Monday, November 27, 2006

Business this week

Business this week

Nov 23rd 2006
From The Economist print edition

The London Stock Exchange rejected a second takeover bid by the American NASDAQ exchange. The LSE said the new £2.7 billion ($5.1 billion) offer still “substantially” undervalued it, and spurned a proposal for further talks. After NASDAQ revealed it had increased its stake in the LSE to almost 29%, attention turned to the Americans' chances of getting the LSE's biggest investors to support their offer. See article

Tributes were paid to Milton Friedman, who died on November 16th, aged 94. The American economist, a champion of free markets, laid the intellectual foundations for the ending of the post-war Keynesian consensus. Mr Friedman urged governments to cut spending and privatise state services, but gave warning that “Hell hath no fury like a bureaucrat scorned.”

America's treasury secretary, Hank Paulson, gave a speech in which he called for balance in regulatory oversight of capital markets. Mr Paulson said that legislation should not be “excessive” or impose “needless costs”, but he stopped short of calling for an overhaul of Sarbanes-Oxley rules, which critics say are intrusive. See article

A long-running TV drama?

A fight broke out for control of ITV, Britain's biggest commercial broadcaster. BSkyB, a pay-TV channel that is part of Rupert Murdoch's empire, bought a 17.9% stake in ITV, which was interpreted as an attempt to stymie a £4.7 billion ($8.9 billion) merger bid from NTL, a cable and phone operator in which Sir Richard Branson is the largest shareholder. Sir Richard called on regulators to intervene in what he fumed was BSkyB's “blatant attempt to distort competition”, but ITV rejected NTL's offer as too low. See article

In a significant step towards an accommodation between newspapers and internet companies in lucrative classified advertising, several firms representing 176 newspapers in America reached a partnership with Yahoo! to share content and advertising online.

Google's share price continued to rise and pushed past $500 for the first time. The share price has gone up by around 40% since February, when investors took fright at negative reports about future growth. Google now has a market capitalisation of some $155 billion, more than eight times that of General Motors.

General Motors' share price came under pressure as it emerged that Kirk Kerkorian has cut his stake to 7.4% from 9.9%. Mr Kerkorian recently failed to persuade GM to create an alliance with Renault and Nissan and remains critical of GM's own blueprint to restructure its business.

Buy, buy, buy!

Hot on the heels of last week's $26.7 billion agreement to buy out Clear Channel Communications, a radio and outdoor-advertising company, the rush for big private-equity deals continued. In the largest-ever leveraged buy-out, Blackstone continued its property-acquisition spree by offering $36 billion for Equity Office Properties, America's biggest real-estate investment trust. It also emerged that Australia's Qantas Airways had been approached about a potential buy-out, said to value the airline at around A$11 billion ($8.5 billion). See article

Mining and metals firms also had an acquisitive week. Freeport-McMoRan secured a $25.9 billion deal for Phelps Dodge, a bigger mining rival which failed to cement an ambitious three-way merger with Inco and Falconbridge earlier this year. And in the largest investment by a Russian firm in America, Evraz, a steel group controlled by a Russian oligarch, Roman Abramovich, said it was buying Oregon Steel Mills for $2.3 billion.

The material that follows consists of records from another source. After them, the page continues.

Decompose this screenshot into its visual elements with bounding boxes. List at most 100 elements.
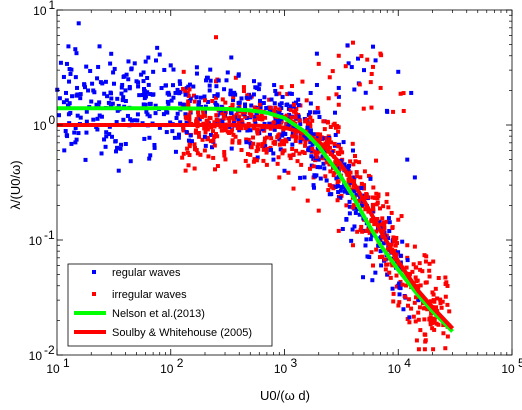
data-point-irregular-waves xyxy=(325,119,330,124)
y-tick-label: 10 xyxy=(29,234,43,248)
data-point-regular-waves xyxy=(298,138,303,143)
data-point-irregular-waves xyxy=(443,294,448,299)
data-point-irregular-waves xyxy=(300,79,305,84)
data-point-irregular-waves xyxy=(430,326,435,331)
data-point-irregular-waves xyxy=(336,129,341,134)
data-point-irregular-waves xyxy=(305,198,310,203)
data-point-irregular-waves xyxy=(294,112,299,117)
data-point-regular-waves xyxy=(99,151,104,156)
data-point-regular-waves xyxy=(137,93,142,98)
data-point-regular-waves xyxy=(401,307,406,312)
data-point-regular-waves xyxy=(84,119,89,124)
data-point-irregular-waves xyxy=(391,299,396,304)
data-point-irregular-waves xyxy=(231,114,236,119)
data-point-irregular-waves xyxy=(187,87,192,92)
data-point-irregular-waves xyxy=(388,275,393,280)
data-point-irregular-waves xyxy=(396,303,401,308)
data-point-irregular-waves xyxy=(276,155,281,160)
data-point-regular-waves xyxy=(98,80,103,85)
data-point-regular-waves xyxy=(104,134,109,139)
data-point-regular-waves xyxy=(141,79,146,84)
y-axis-label: λ/(U0/ω) xyxy=(8,160,23,209)
data-point-irregular-waves xyxy=(264,135,269,140)
data-point-irregular-waves xyxy=(260,142,265,147)
data-point-regular-waves xyxy=(104,130,109,135)
data-point-regular-waves xyxy=(315,134,320,139)
data-point-irregular-waves xyxy=(265,146,270,151)
data-point-regular-waves xyxy=(183,92,188,97)
legend-label-regular-waves: regular waves xyxy=(112,267,181,279)
data-point-irregular-waves xyxy=(433,286,438,291)
data-point-regular-waves xyxy=(387,229,392,234)
data-point-irregular-waves xyxy=(315,132,320,137)
data-point-regular-waves xyxy=(243,102,248,107)
data-point-irregular-waves xyxy=(194,117,199,122)
data-point-irregular-waves xyxy=(445,334,450,339)
data-point-irregular-waves xyxy=(350,141,355,146)
data-point-irregular-waves xyxy=(414,338,419,343)
data-point-regular-waves xyxy=(378,249,383,254)
data-point-regular-waves xyxy=(84,130,89,135)
data-point-regular-waves xyxy=(78,96,83,101)
data-point-irregular-waves xyxy=(347,178,352,183)
data-point-regular-waves xyxy=(208,67,213,72)
data-point-irregular-waves xyxy=(186,163,191,168)
data-point-regular-waves xyxy=(168,63,173,68)
data-point-irregular-waves xyxy=(400,282,405,287)
data-point-irregular-waves xyxy=(376,192,381,197)
data-point-irregular-waves xyxy=(335,198,340,203)
data-point-regular-waves xyxy=(261,101,266,106)
data-point-regular-waves xyxy=(322,166,327,171)
data-point-regular-waves xyxy=(249,103,254,108)
data-point-regular-waves xyxy=(271,157,276,162)
data-point-regular-waves xyxy=(155,45,160,50)
data-point-regular-waves xyxy=(145,112,150,117)
data-point-irregular-waves xyxy=(431,347,436,352)
data-point-irregular-waves xyxy=(374,158,379,163)
data-point-irregular-waves xyxy=(251,159,256,164)
data-point-irregular-waves xyxy=(185,103,190,108)
data-point-regular-waves xyxy=(349,238,354,243)
data-point-regular-waves xyxy=(386,216,391,221)
data-point-regular-waves xyxy=(229,55,234,60)
data-point-regular-waves xyxy=(233,92,238,97)
data-point-irregular-waves xyxy=(255,106,260,111)
data-point-regular-waves xyxy=(318,176,323,181)
data-point-regular-waves xyxy=(126,59,131,64)
data-point-irregular-waves xyxy=(187,112,192,117)
data-point-irregular-waves xyxy=(416,310,421,315)
data-point-irregular-waves xyxy=(367,230,372,235)
data-point-regular-waves xyxy=(324,178,329,183)
data-point-regular-waves xyxy=(371,44,376,49)
data-point-irregular-waves xyxy=(260,117,265,122)
data-point-irregular-waves xyxy=(378,85,383,90)
x-tick-label: 10 xyxy=(388,362,402,376)
data-point-regular-waves xyxy=(320,136,325,141)
data-point-irregular-waves xyxy=(220,97,225,102)
data-point-regular-waves xyxy=(356,56,361,61)
data-point-regular-waves xyxy=(116,168,121,173)
data-point-regular-waves xyxy=(102,137,107,142)
data-point-regular-waves xyxy=(62,148,67,153)
data-point-irregular-waves xyxy=(227,119,232,124)
data-point-irregular-waves xyxy=(234,112,239,117)
data-point-regular-waves xyxy=(236,117,241,122)
data-point-irregular-waves xyxy=(303,140,308,145)
data-point-irregular-waves xyxy=(369,105,374,110)
data-point-irregular-waves xyxy=(431,298,436,303)
data-point-regular-waves xyxy=(76,21,81,26)
data-point-irregular-waves xyxy=(230,138,235,143)
data-point-irregular-waves xyxy=(209,125,214,130)
data-point-irregular-waves xyxy=(262,136,267,141)
data-point-regular-waves xyxy=(115,145,120,150)
data-point-irregular-waves xyxy=(324,143,329,148)
data-point-regular-waves xyxy=(318,165,323,170)
data-point-regular-waves xyxy=(147,156,152,161)
data-point-regular-waves xyxy=(184,120,189,125)
data-point-regular-waves xyxy=(95,76,100,81)
data-point-irregular-waves xyxy=(336,144,341,149)
data-point-regular-waves xyxy=(144,109,149,114)
data-point-irregular-waves xyxy=(181,151,186,156)
data-point-irregular-waves xyxy=(429,311,434,316)
data-point-irregular-waves xyxy=(389,210,394,215)
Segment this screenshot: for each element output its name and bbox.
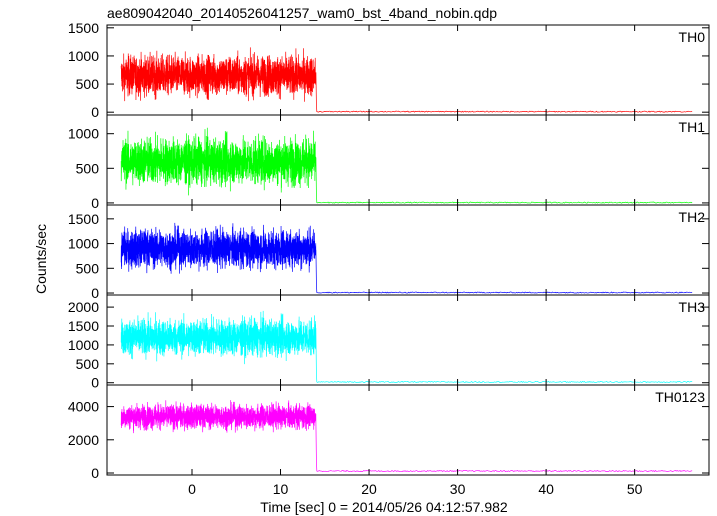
panel-th0: 0 500 1000 1500 TH0 <box>68 20 710 120</box>
series-line-th2 <box>120 222 693 294</box>
y-tick-label: 500 <box>76 160 100 176</box>
y-tick-label: 1000 <box>68 48 99 64</box>
panel-label: TH1 <box>679 119 706 135</box>
series-line-th0123 <box>120 400 693 472</box>
y-tick-label: 0 <box>91 465 99 481</box>
series-line-th3 <box>120 310 693 383</box>
panels: 0 500 1000 1500 TH0 0 500 1000 TH1 0 500 1000 1500 TH… <box>68 20 710 481</box>
panel-th1: 0 500 1000 TH1 <box>68 114 710 211</box>
x-tick-label: 30 <box>450 481 466 497</box>
panel-label: TH2 <box>679 209 706 225</box>
x-tick-label: 10 <box>273 481 289 497</box>
x-tick-labels: 0 10 20 30 40 50 <box>188 481 643 497</box>
x-axis-label: Time [sec] 0 = 2014/05/26 04:12:57.982 <box>260 499 508 515</box>
chart-title: ae809042040_20140526041257_wam0_bst_4ban… <box>107 5 497 21</box>
y-tick-label: 2000 <box>68 299 99 315</box>
x-tick-label: 40 <box>538 481 554 497</box>
y-tick-label: 0 <box>91 285 99 301</box>
y-tick-label: 1000 <box>68 236 99 252</box>
x-tick-label: 0 <box>188 481 196 497</box>
panel-th0123: 0 2000 4000 TH0123 <box>68 384 710 481</box>
x-tick-label: 50 <box>627 481 643 497</box>
x-tick-label: 20 <box>361 481 377 497</box>
series-line-th1 <box>120 127 693 204</box>
y-tick-label: 500 <box>76 76 100 92</box>
series-line-th0 <box>120 47 693 113</box>
panel-frame <box>106 384 710 476</box>
y-tick-label: 0 <box>91 375 99 391</box>
y-tick-label: 500 <box>76 260 100 276</box>
y-tick-label: 0 <box>91 195 99 211</box>
panel-label: TH0 <box>679 29 706 45</box>
y-tick-label: 1000 <box>68 126 99 142</box>
y-tick-label: 0 <box>91 104 99 120</box>
y-tick-label: 1500 <box>68 211 99 227</box>
y-tick-label: 1500 <box>68 20 99 36</box>
panel-label: TH3 <box>679 299 706 315</box>
y-tick-label: 2000 <box>68 432 99 448</box>
y-tick-label: 1500 <box>68 318 99 334</box>
y-tick-label: 4000 <box>68 399 99 415</box>
panel-th2: 0 500 1000 1500 TH2 <box>68 204 710 301</box>
y-tick-label: 1000 <box>68 337 99 353</box>
panel-label: TH0123 <box>655 389 705 405</box>
y-tick-label: 500 <box>76 356 100 372</box>
y-axis-label: Counts/sec <box>33 224 49 294</box>
panel-th3: 0 500 1000 1500 2000 TH3 <box>68 294 710 391</box>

CSN, a Brazilian steelmaker, approached Corus, an Anglo-Dutch rival, about a takeover. The move puts pressure on India's Tata Steel to raise its recent offer for Corus. See article

The planned merger between Gaz de France and Suez was thrown into doubt again when the French courts said the deal could not be completed until workers facing privatisation at GDF had had more time to consider the agreement. The combination of the two utilities has been mired in controversy since the French government unveiled the plan in February.

Markets responded positively as the Ifo institute's index of German business confidence, seen as an indication of future growth in the euro area, reached a 15-year high.

Sinking economic foundations

Construction started on new homes in America at an annual rate of 1.49m in October, the lowest level for six years. The rate was 27% below October 2005—the biggest year-on-year decline since March 1991 (the housing market's slump has been blamed for weak growth in the third quarter). Meanwhile, the White House lowered its GDP growth forecast for 2007 to 2.9%.